Liebe Kolleginnen, liebe Kollegen, die Bundesregierung plant für das nächste Haushaltsjahr, 90 Milliarden € neue Schulden aufzunehmen. 90 Milliarden €! Wir stehen zu dieser Schuldenaufnahme, auch CDU und CSU stehen zu dieser Schuldenaufnahme – es ist ein gemeinsamer Plan –, weil wir in dieser Krise überhaupt keine andere Chance haben, als auch mit dem öffentlichen Haushalt dagegenzuhalten, statt in der Krise mitzusparen und alles noch schlimmer zu machen.

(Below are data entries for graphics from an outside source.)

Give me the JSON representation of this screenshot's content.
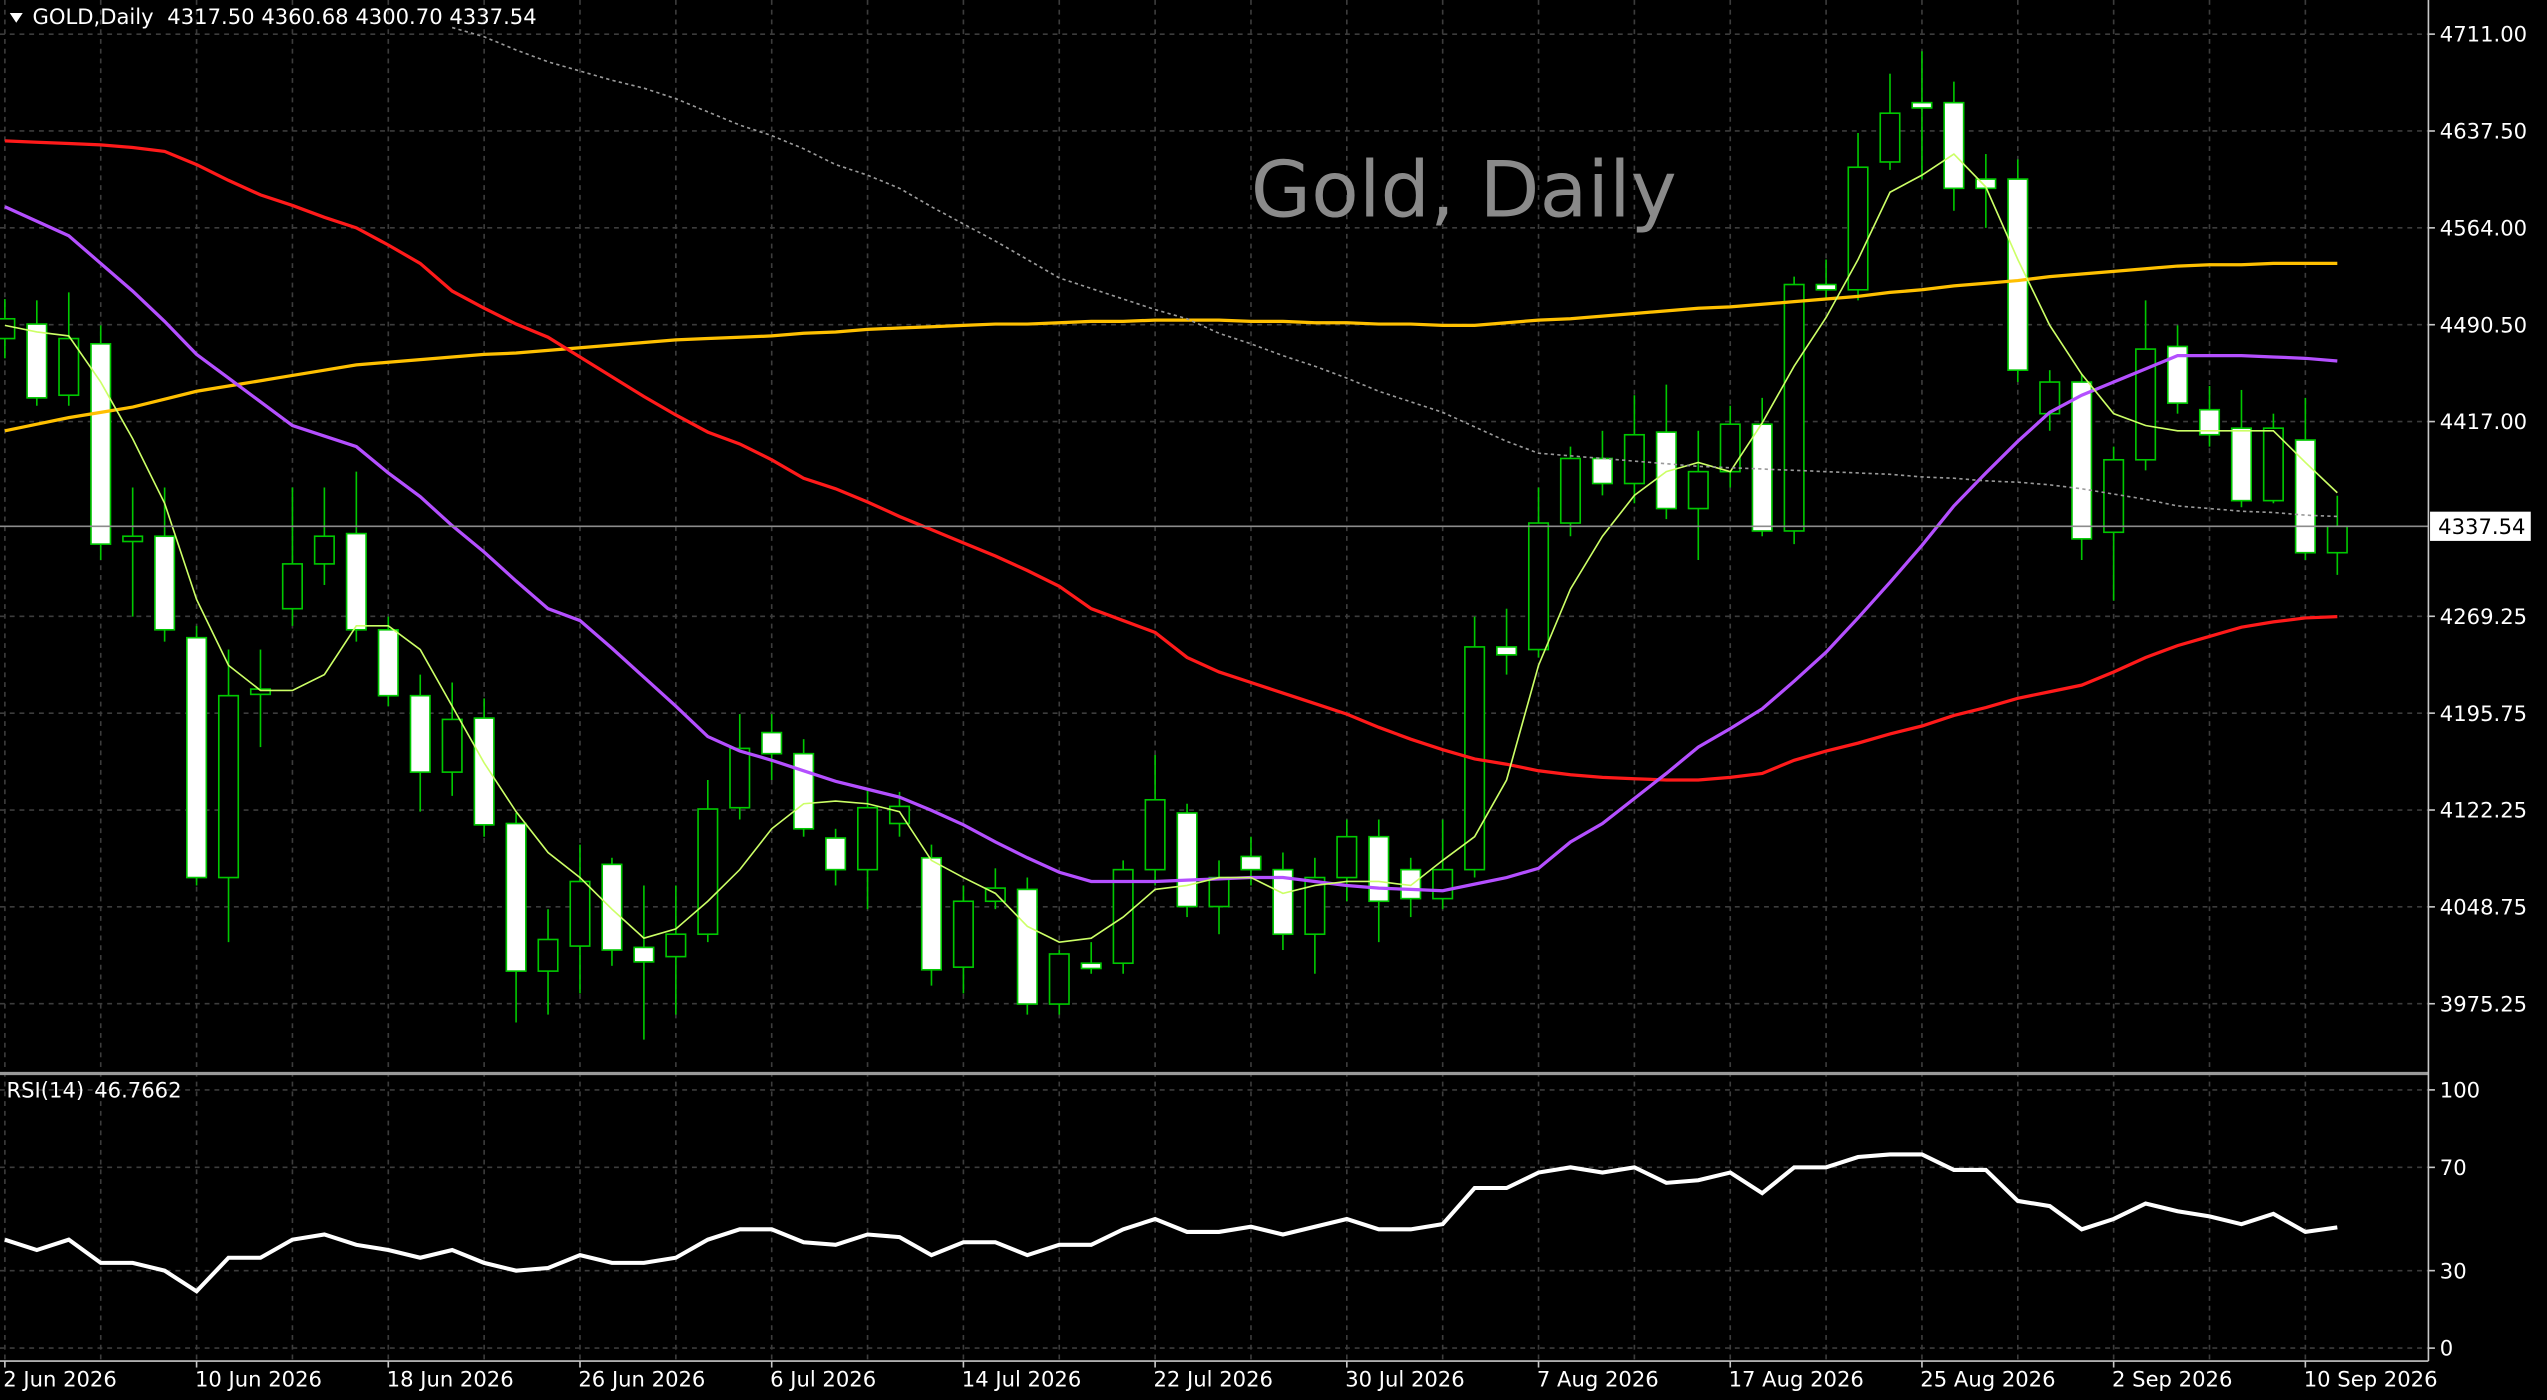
{
  "chart_data": [
    {
      "type": "candlestick",
      "symbol": "GOLD,Daily",
      "quote": "4317.50 4360.68 4300.70 4337.54",
      "title": "Gold, Daily",
      "categories": [
        "2 Jun 2026",
        null,
        null,
        null,
        null,
        null,
        "10 Jun 2026",
        null,
        null,
        null,
        null,
        null,
        "18 Jun 2026",
        null,
        null,
        null,
        null,
        null,
        "26 Jun 2026",
        null,
        null,
        null,
        null,
        null,
        "6 Jul 2026",
        null,
        null,
        null,
        null,
        null,
        "14 Jul 2026",
        null,
        null,
        null,
        null,
        null,
        "22 Jul 2026",
        null,
        null,
        null,
        null,
        null,
        "30 Jul 2026",
        null,
        null,
        null,
        null,
        null,
        "7 Aug 2026",
        null,
        null,
        null,
        null,
        null,
        "17 Aug 2026",
        null,
        null,
        null,
        null,
        null,
        "25 Aug 2026",
        null,
        null,
        null,
        null,
        null,
        "2 Sep 2026",
        null,
        null,
        null,
        null,
        null,
        "10 Sep 2026",
        null
      ],
      "open": [
        4480,
        4491,
        4437,
        4476,
        4326,
        4330,
        4253,
        4071,
        4210,
        4275,
        4309,
        4332,
        4259,
        4209,
        4151,
        4192,
        4112,
        4000,
        4019,
        4081,
        4018,
        4011,
        4028,
        4124,
        4181,
        4165,
        4101,
        4077,
        4112,
        4086,
        4003,
        4053,
        4062,
        3975,
        4006,
        4006,
        4077,
        4120,
        4049,
        4087,
        4077,
        4028,
        4071,
        4102,
        4077,
        4055,
        4077,
        4246,
        4244,
        4340,
        4389,
        4370,
        4409,
        4351,
        4379,
        4415,
        4334,
        4521,
        4517,
        4614,
        4659,
        4659,
        4601,
        4601,
        4423,
        4447,
        4333,
        4388,
        4474,
        4426,
        4412,
        4357,
        4403,
        4317.5
      ],
      "high": [
        4510,
        4509,
        4515,
        4490,
        4367,
        4367,
        4262,
        4244,
        4244,
        4367,
        4367,
        4379,
        4269,
        4225,
        4219,
        4207,
        4120,
        4047,
        4096,
        4086,
        4065,
        4065,
        4145,
        4195,
        4195,
        4176,
        4108,
        4139,
        4136,
        4096,
        4065,
        4078,
        4071,
        4016,
        4022,
        4084,
        4164,
        4127,
        4084,
        4102,
        4090,
        4086,
        4115,
        4115,
        4086,
        4115,
        4269,
        4275,
        4367,
        4398,
        4410,
        4437,
        4445,
        4410,
        4429,
        4435,
        4527,
        4540,
        4636,
        4681,
        4698,
        4675,
        4620,
        4616,
        4456,
        4453,
        4398,
        4509,
        4490,
        4444,
        4441,
        4423,
        4435,
        4360.68
      ],
      "low": [
        4465,
        4429,
        4429,
        4312,
        4269,
        4250,
        4065,
        4022,
        4170,
        4262,
        4293,
        4250,
        4201,
        4121,
        4133,
        4102,
        3961,
        3967,
        3983,
        4004,
        3948,
        3967,
        4022,
        4115,
        4145,
        4102,
        4065,
        4047,
        4102,
        3989,
        3983,
        4047,
        3967,
        3967,
        3998,
        3998,
        4065,
        4041,
        4028,
        4065,
        4016,
        3998,
        4053,
        4022,
        4041,
        4047,
        4071,
        4225,
        4238,
        4330,
        4361,
        4355,
        4343,
        4312,
        4367,
        4330,
        4324,
        4509,
        4509,
        4608,
        4601,
        4577,
        4564,
        4447,
        4410,
        4312,
        4281,
        4380,
        4423,
        4398,
        4352,
        4355,
        4312,
        4300.7
      ],
      "close": [
        4495,
        4435,
        4480,
        4324,
        4330,
        4259,
        4071,
        4209,
        4214,
        4309,
        4330,
        4259,
        4209,
        4151,
        4191,
        4111,
        4000,
        4024,
        4068,
        4016,
        4007,
        4028,
        4123,
        4169,
        4165,
        4108,
        4077,
        4124,
        4125,
        4001,
        4053,
        4063,
        3975,
        4013,
        4002,
        4077,
        4130,
        4049,
        4071,
        4077,
        4028,
        4071,
        4102,
        4053,
        4055,
        4077,
        4246,
        4240,
        4340,
        4389,
        4370,
        4407,
        4351,
        4379,
        4415,
        4334,
        4521,
        4517,
        4610,
        4651,
        4655,
        4594,
        4594,
        4456,
        4447,
        4328,
        4388,
        4472,
        4431,
        4407,
        4357,
        4412,
        4317.5,
        4337.54
      ],
      "up_color": "#00c800",
      "down_color": "#ffffff",
      "wick_color": "#00c800",
      "series": [
        {
          "color": "#ffc000",
          "line_style": "solid",
          "values": [
            4410,
            4415,
            4420,
            4424,
            4428,
            4434,
            4440,
            4444,
            4448,
            4452,
            4456,
            4460,
            4462,
            4464,
            4466,
            4468,
            4469,
            4471,
            4473,
            4475,
            4477,
            4479,
            4480,
            4481,
            4482,
            4484,
            4485,
            4487,
            4488,
            4489,
            4490,
            4491,
            4491,
            4492,
            4493,
            4493,
            4494,
            4494,
            4494,
            4493,
            4493,
            4492,
            4492,
            4491,
            4491,
            4490,
            4490,
            4492,
            4494,
            4495,
            4497,
            4499,
            4501,
            4503,
            4504,
            4506,
            4508,
            4510,
            4512,
            4515,
            4517,
            4520,
            4522,
            4524,
            4527,
            4529,
            4531,
            4533,
            4535,
            4536,
            4536,
            4537,
            4537,
            4537
          ]
        },
        {
          "color": "#ff1a1a",
          "line_style": "solid",
          "values": [
            4630,
            4629,
            4628,
            4627,
            4625,
            4622,
            4612,
            4600,
            4589,
            4581,
            4572,
            4564,
            4551,
            4537,
            4516,
            4503,
            4491,
            4481,
            4466,
            4451,
            4436,
            4422,
            4409,
            4400,
            4388,
            4374,
            4366,
            4356,
            4345,
            4335,
            4325,
            4315,
            4304,
            4292,
            4275,
            4266,
            4257,
            4238,
            4227,
            4219,
            4211,
            4203,
            4195,
            4185,
            4176,
            4168,
            4161,
            4157,
            4152,
            4149,
            4147,
            4146,
            4145,
            4145,
            4147,
            4150,
            4160,
            4167,
            4173,
            4180,
            4186,
            4194,
            4200,
            4207,
            4212,
            4217,
            4227,
            4238,
            4247,
            4254,
            4261,
            4265,
            4268,
            4269
          ]
        },
        {
          "color": "#b44fff",
          "line_style": "solid",
          "values": [
            4580,
            4569,
            4558,
            4537,
            4516,
            4493,
            4468,
            4450,
            4432,
            4414,
            4406,
            4398,
            4378,
            4360,
            4338,
            4318,
            4296,
            4275,
            4266,
            4245,
            4223,
            4201,
            4178,
            4167,
            4160,
            4152,
            4144,
            4138,
            4132,
            4122,
            4111,
            4098,
            4086,
            4075,
            4068,
            4068,
            4068,
            4069,
            4070,
            4071,
            4071,
            4068,
            4065,
            4063,
            4062,
            4061,
            4066,
            4071,
            4078,
            4098,
            4112,
            4131,
            4150,
            4170,
            4184,
            4199,
            4220,
            4242,
            4268,
            4295,
            4323,
            4353,
            4378,
            4402,
            4424,
            4437,
            4447,
            4457,
            4467,
            4467,
            4467,
            4466,
            4465,
            4463
          ]
        },
        {
          "color": "#ccff66",
          "line_style": "thin",
          "values": [
            4490,
            4485,
            4482,
            4447,
            4404,
            4355,
            4282,
            4232,
            4213,
            4213,
            4225,
            4262,
            4262,
            4244,
            4201,
            4158,
            4121,
            4090,
            4071,
            4047,
            4025,
            4032,
            4053,
            4077,
            4108,
            4127,
            4129,
            4127,
            4121,
            4084,
            4071,
            4059,
            4034,
            4022,
            4025,
            4041,
            4062,
            4065,
            4071,
            4071,
            4059,
            4065,
            4068,
            4068,
            4065,
            4084,
            4102,
            4145,
            4232,
            4290,
            4330,
            4361,
            4379,
            4386,
            4379,
            4416,
            4459,
            4496,
            4540,
            4591,
            4604,
            4620,
            4595,
            4540,
            4490,
            4453,
            4423,
            4414,
            4410,
            4410,
            4410,
            4410,
            4386,
            4363
          ]
        },
        {
          "color": "#9a9a9a",
          "line_style": "dotted",
          "values": [
            null,
            null,
            null,
            null,
            null,
            null,
            null,
            null,
            null,
            null,
            null,
            null,
            null,
            null,
            4716,
            4709,
            4699,
            4690,
            4683,
            4676,
            4670,
            4662,
            4652,
            4642,
            4634,
            4624,
            4612,
            4604,
            4594,
            4580,
            4567,
            4554,
            4540,
            4526,
            4518,
            4510,
            4502,
            4495,
            4484,
            4476,
            4467,
            4459,
            4450,
            4440,
            4432,
            4424,
            4413,
            4402,
            4393,
            4391,
            4389,
            4387,
            4385,
            4383,
            4382,
            4381,
            4380,
            4379,
            4378,
            4377,
            4375,
            4374,
            4372,
            4371,
            4369,
            4366,
            4362,
            4358,
            4353,
            4351,
            4349,
            4348,
            4346,
            4345
          ]
        }
      ],
      "last_price": 4337.54,
      "ylim": [
        3923.5,
        4736.9
      ],
      "yticks": [
        {
          "value": 4711,
          "label": "4711.00"
        },
        {
          "value": 4637.5,
          "label": "4637.50"
        },
        {
          "value": 4564,
          "label": "4564.00"
        },
        {
          "value": 4490.5,
          "label": "4490.50"
        },
        {
          "value": 4417,
          "label": "4417.00"
        },
        {
          "value": 4269.25,
          "label": "4269.25"
        },
        {
          "value": 4195.75,
          "label": "4195.75"
        },
        {
          "value": 4122.25,
          "label": "4122.25"
        },
        {
          "value": 4048.75,
          "label": "4048.75"
        },
        {
          "value": 3975.25,
          "label": "3975.25"
        }
      ],
      "grid": true
    },
    {
      "type": "line",
      "title": "RSI(14)",
      "color": "#ffffff",
      "values": [
        42,
        38,
        42,
        33,
        33,
        30,
        22,
        35,
        35,
        42,
        44,
        40,
        38,
        35,
        38,
        33,
        30,
        31,
        36,
        33,
        33,
        35,
        42,
        46,
        46,
        41,
        40,
        44,
        43,
        36,
        41,
        41,
        36,
        40,
        40,
        46,
        50,
        45,
        45,
        47,
        44,
        47,
        50,
        46,
        46,
        48,
        62,
        62,
        68,
        70,
        68,
        70,
        64,
        65,
        68,
        60,
        70,
        70,
        74,
        75,
        75,
        69,
        69,
        57,
        55,
        46,
        50,
        56,
        53,
        51,
        48,
        52,
        45,
        46.7662
      ],
      "ylim": [
        -5,
        105.7
      ],
      "yticks": [
        0,
        30,
        70,
        100
      ],
      "grid": true
    }
  ]
}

Bis 2013 fallen nach der Finanzplanung des Bundes 300 Milliarden € zusätzliche Schulden an. 300 Milliarden €! Wenn

wir diese ungeheure zusätzliche Last den Bürgern vermitteln und erklären und Zustimmung zu dem Konzept, jetzt in der Krise mit den öffentlichen Haushalten dagegenzuhalten, bekommen wollen, setzt dies eines zwingend voraus: Wir müssen glaubwürdig zusagen, dass wir diese Schuldenlast wieder abbauen – das hat oberste Priorität –, wenn die Krise ein Ende gefunden hat, die Wirtschaft wieder läuft und es neue Steuereinnahmen gibt, und dass wir neue Steuereinnahmen nicht dazu verwenden, neue Steuergeschenke zu verteilen.

(Beifall bei der SPD)

Herr Herrmann hat gesagt: In der CDU fand eine Steuerdiskussion statt. „Fand“ heißt Vergangenheit. Aber jeden Tag jagt ihr von der CDU eine neue Steuersau durchs Dorf, Herr Herrmann. Einer, der sich fleißig daran beteiligt, ist Herr Mappus. Wo ist er denn?

(Lachen bei der CDU)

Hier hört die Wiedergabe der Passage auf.